Description: IT Visibility - NA - Data Processing was Delayed

Timeframe: September 2nd, 4:58 PM to September 5th, 4:05 PM PDT

Incident Summary:

On Monday, September 5th, at 7:11 AM PDT, technical staff identified an issue with the consumer database cluster experiencing high latency while processing data from the data streaming service. As a result, customers may have experienced delays retrieving inventory data due to a processing backlog. Data may have been up to 3 days out of date. This issue impacted the US customers only.

Technical staff found that the database cluster was experiencing connectivity issues and the authentication service inside the database was in an unhealthy state due to memory issues. Further investigation revealed that there was a large volume of data to be processed in the environment requiring manual intervention from the technical staff to resolve any temporary memory issues.

After further analysis, at 9:04 AM PDT, technical staff increased and doubled the database storage IOPS (input/output operations per second) to enable faster data processing. Technical staff also reconfigured the resource distribution in the environment to provide further relief.

Health checks and monitoring showed that the data latency reduced significantly and was within the normal threshold range. At 9:30 AM PDT, the impacted service returned to its stable state, following which the connectivity was restored. Technical staff continued to monitor the environment for the backlog to clear.

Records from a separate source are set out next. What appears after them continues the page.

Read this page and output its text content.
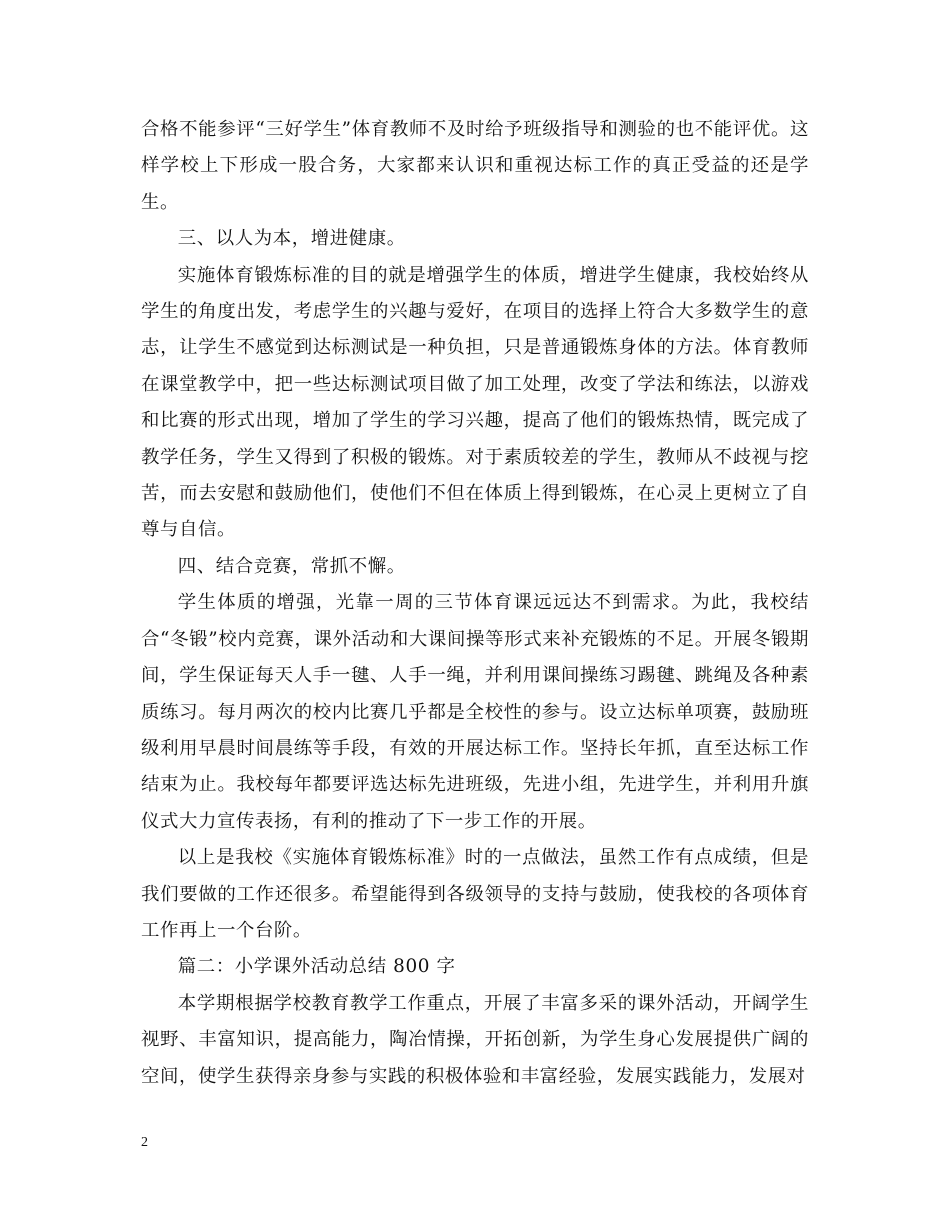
合格不能参评“三好学生”体育教师不及时给予班级指导和测验的也不能评优。这样学校上下形成一股合务，大家都来认识和重视达标工作的真正受益的还是学生。

三、以人为本，增进健康。

实施体育锻炼标准的目的就是增强学生的体质，增进学生健康，我校始终从学生的角度出发，考虑学生的兴趣与爱好，在项目的选择上符合大多数学生的意志，让学生不感觉到达标测试是一种负担，只是普通锻炼身体的方法。体育教师在课堂教学中，把一些达标测试项目做了加工处理，改变了学法和练法，以游戏和比赛的形式出现，增加了学生的学习兴趣，提高了他们的锻炼热情，既完成了教学任务，学生又得到了积极的锻炼。对于素质较差的学生，教师从不歧视与挖苦，而去安慰和鼓励他们，使他们不但在体质上得到锻炼，在心灵上更树立了自尊与自信。

四、结合竞赛，常抓不懈。

学生体质的增强，光靠一周的三节体育课远远达不到需求。为此，我校结合“冬锻”校内竞赛，课外活动和大课间操等形式来补充锻炼的不足。开展冬锻期间，学生保证每天人手一毽、人手一绳，并利用课间操练习踢毽、跳绳及各种素质练习。每月两次的校内比赛几乎都是全校性的参与。设立达标单项赛，鼓励班级利用早晨时间晨练等手段，有效的开展达标工作。坚持长年抓，直至达标工作结束为止。我校每年都要评选达标先进班级，先进小组，先进学生，并利用升旗仪式大力宣传表扬，有利的推动了下一步工作的开展。

以上是我校《实施体育锻炼标准》时的一点做法，虽然工作有点成绩，但是我们要做的工作还很多。希望能得到各级领导的支持与鼓励，使我校的各项体育工作再上一个台阶。

篇二：小学课外活动总结 800 字

本学期根据学校教育教学工作重点，开展了丰富多采的课外活动，开阔学生视野、丰富知识，提高能力，陶冶情操，开拓创新，为学生身心发展提供广阔的空间，使学生获得亲身参与实践的积极体验和丰富经验，发展实践能力，发展对

2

At 4:05 PM PDT, the backlog processing was completed. After additional monitoring, technical staff declared the incident to be resolved.

Root Cause:

Analysis showed that a large volume of data was received in the environment which caused temporary memory issues. Manual intervention was required from the technical staff to fine-tune the resources and allocate more memory to process the incoming requests

Corrective Action:

  1. IOPS (input/output operations per second) were temporarily increased to enable the faster data processing
  2. Technical staff also reconfigured the resource distribution in the environment to provide further relief
  3. Alerting system has been updated to directly page a dedicated team to ensure faster response from the technical staff going forward
Posted Sep 26, 2022 - 07:48 PDT

Resolved
We are processing data in real time now. This incident has been resolved.
Posted Sep 05, 2022 - 18:25 PDT
Monitoring
Technical teams have deployed optimizations in the environment to enable faster data processing. The impacted service has also returned to its stable state. We are monitoring the environment for the backlog to clear.
Posted Sep 05, 2022 - 10:14 PDT
Identified
Technical teams have identified that one of the services was experiencing performance degradation due to a memory issue. We are currently working on making optimizations in the environment to bring the service back to its healthy state.
Posted Sep 05, 2022 - 09:11 PDT
Investigating
Incident Description:
Due to a processing backlog, customers may experience delays before inventory data is visible. Data may be up to 3 days out of date. No impact on EU customers.

Priority: 2

Restoration activity:
Technical teams have been engaged and are currently investigating.
Posted Sep 05, 2022 - 08:54 PDT
This incident affected: Flexera One - IT Visibility - North America (IT Visibility US).